House panel OKs bill expanding anti-trafficking law
MANILA, Philippines - The House committee on revision of laws has approved for plenary debate the proposed Expanded Anti-Trafficking in Persons Act of 2011, a bill that would strengthen the government’s campaign against the crime that victimizes mostly women and children.
The bill expands the scope of the Anti-Trafficking in Persons Act of 2003. It consolidates the measures filed by Representatives Mel Senen Sarmiento, Karlo Alexei Nograles, Emmanuel Pacquiao, Erico Aumentado, Henry Pryde Teves, Susan Yap, Cinchona Cruz-Gonzales, Walden Bello and Rodante Marcoleta.

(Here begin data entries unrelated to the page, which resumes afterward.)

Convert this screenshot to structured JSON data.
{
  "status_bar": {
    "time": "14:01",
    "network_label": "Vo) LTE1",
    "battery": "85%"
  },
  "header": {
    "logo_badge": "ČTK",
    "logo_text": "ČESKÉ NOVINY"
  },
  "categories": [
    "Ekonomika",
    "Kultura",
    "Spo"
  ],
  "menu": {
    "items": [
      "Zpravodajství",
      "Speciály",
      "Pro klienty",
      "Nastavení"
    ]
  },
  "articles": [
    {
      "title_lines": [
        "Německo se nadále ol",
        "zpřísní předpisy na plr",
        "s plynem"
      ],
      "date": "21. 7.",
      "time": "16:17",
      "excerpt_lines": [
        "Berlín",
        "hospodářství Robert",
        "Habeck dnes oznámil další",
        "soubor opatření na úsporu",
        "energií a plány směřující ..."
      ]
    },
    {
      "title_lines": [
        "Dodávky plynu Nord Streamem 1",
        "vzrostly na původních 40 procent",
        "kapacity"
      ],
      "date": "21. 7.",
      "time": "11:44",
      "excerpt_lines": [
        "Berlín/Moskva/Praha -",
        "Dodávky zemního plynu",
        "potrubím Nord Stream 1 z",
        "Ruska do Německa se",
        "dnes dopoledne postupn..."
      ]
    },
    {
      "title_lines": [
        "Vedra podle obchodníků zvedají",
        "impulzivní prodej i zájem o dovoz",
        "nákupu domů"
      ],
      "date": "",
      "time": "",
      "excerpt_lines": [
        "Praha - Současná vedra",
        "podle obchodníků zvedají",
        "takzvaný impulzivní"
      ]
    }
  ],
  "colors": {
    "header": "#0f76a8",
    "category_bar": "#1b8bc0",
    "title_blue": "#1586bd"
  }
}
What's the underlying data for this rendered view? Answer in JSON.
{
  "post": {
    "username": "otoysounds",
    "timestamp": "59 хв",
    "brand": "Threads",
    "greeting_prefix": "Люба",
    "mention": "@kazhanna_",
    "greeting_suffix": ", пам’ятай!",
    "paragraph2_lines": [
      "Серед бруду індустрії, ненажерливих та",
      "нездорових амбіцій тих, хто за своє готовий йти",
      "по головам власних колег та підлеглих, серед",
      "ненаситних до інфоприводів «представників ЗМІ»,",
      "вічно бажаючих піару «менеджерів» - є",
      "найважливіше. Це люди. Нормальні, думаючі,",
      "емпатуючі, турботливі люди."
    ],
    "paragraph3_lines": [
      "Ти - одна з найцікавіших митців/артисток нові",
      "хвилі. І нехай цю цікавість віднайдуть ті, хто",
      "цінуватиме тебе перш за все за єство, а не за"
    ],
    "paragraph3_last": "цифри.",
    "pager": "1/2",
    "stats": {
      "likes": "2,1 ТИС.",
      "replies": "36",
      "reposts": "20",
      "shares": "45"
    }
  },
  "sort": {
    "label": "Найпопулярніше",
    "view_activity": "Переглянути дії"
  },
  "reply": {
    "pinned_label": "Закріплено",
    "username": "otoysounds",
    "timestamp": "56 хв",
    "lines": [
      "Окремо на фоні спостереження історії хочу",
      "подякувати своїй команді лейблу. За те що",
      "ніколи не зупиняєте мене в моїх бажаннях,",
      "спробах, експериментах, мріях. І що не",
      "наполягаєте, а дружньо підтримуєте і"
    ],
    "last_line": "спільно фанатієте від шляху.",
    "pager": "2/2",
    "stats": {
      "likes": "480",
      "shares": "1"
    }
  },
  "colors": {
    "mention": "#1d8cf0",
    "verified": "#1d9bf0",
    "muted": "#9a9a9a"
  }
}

“Foremost, the intent of the measure is to eliminate trafficking in persons and mitigate pressures for involuntary migration and servitude of persons while instituting institutional support services, not only to assist trafficked persons but more importantly, to ensure their recovery, rehabilitation and reintegration into the mainstream society,” the authors said.

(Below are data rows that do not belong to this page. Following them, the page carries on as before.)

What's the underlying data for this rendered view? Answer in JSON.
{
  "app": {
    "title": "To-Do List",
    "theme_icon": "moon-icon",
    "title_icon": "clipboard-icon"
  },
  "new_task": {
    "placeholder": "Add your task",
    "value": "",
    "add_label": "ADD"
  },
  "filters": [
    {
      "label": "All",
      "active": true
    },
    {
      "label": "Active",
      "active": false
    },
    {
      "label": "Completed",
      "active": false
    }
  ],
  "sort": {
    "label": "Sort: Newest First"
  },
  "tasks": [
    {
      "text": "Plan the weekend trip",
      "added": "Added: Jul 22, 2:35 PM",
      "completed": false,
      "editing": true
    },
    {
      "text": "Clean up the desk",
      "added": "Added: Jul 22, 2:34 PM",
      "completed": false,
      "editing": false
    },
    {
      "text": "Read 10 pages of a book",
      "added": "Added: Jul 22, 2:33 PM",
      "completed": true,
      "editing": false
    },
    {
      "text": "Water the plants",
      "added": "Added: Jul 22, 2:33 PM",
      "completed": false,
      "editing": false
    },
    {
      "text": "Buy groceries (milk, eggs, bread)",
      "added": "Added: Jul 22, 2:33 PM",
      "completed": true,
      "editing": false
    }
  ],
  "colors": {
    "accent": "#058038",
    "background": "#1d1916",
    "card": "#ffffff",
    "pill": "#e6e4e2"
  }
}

Pangasinan Rep. Marlyn Primicias-Agabas, chairperson of the panel, said the measure also seeks to increase penalties for human trafficking.
The proposed amendments define trafficking in persons as any acts of “obtaining, harboring, maintaining, offering, providing, transporting, or transferring” persons across borders without consent “by means of intimidation or threat, use of force or other forms of coercion, abduction, fraud, deception, debt bondage, abuse of power or of position or of legal process” for the “purpose of exploitation or profiting from exploitation.”

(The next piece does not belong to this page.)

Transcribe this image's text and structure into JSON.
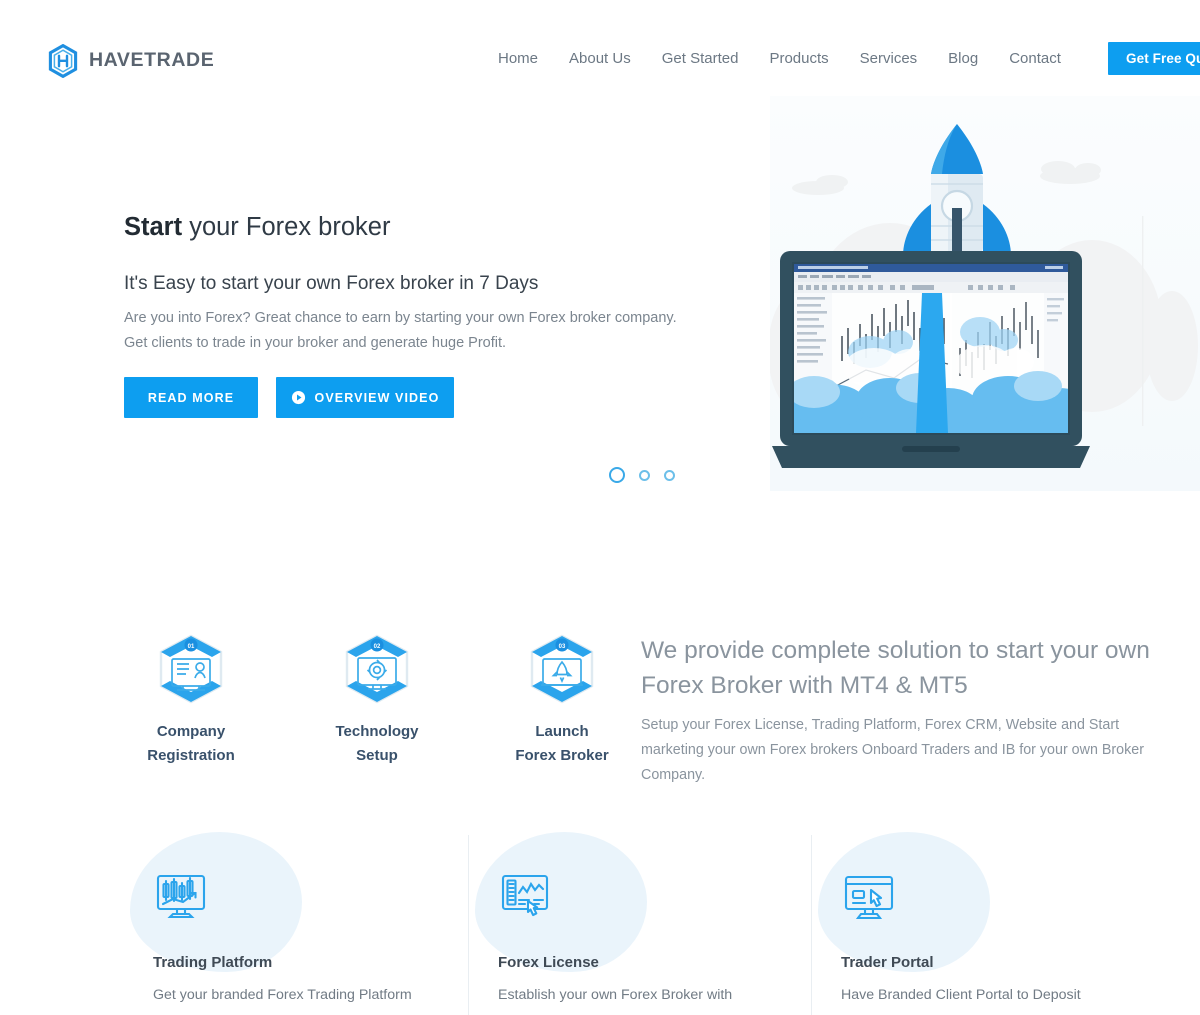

The bill proposes a longer prison term of reclusion perpetua from reclusion temporal with corresponding fines ranging from P50,000 to P5 million.
The measure also provides for stiff penalties on those who would violate the provisions on strict confidentiality of the identity of the trafficked persons as well as circumstances that may lead to the identity of the victims.
The bill underscores the country’s policy to recognize the inherent human dignity of men and women as enshrined in the United Nations Universal Declaration on Human Rights, and the United Nations convention on the Elimination of all Forms of Discrimination against Women.
It also supports the UN Convention on the Rights of the Child, UN Convention on the Protection of Migrant Workers and their Families, the UN Convention Against Transnational Organized Crime and all other relevant and universally accepted human rights instruments and conventions to which the country is a signatory.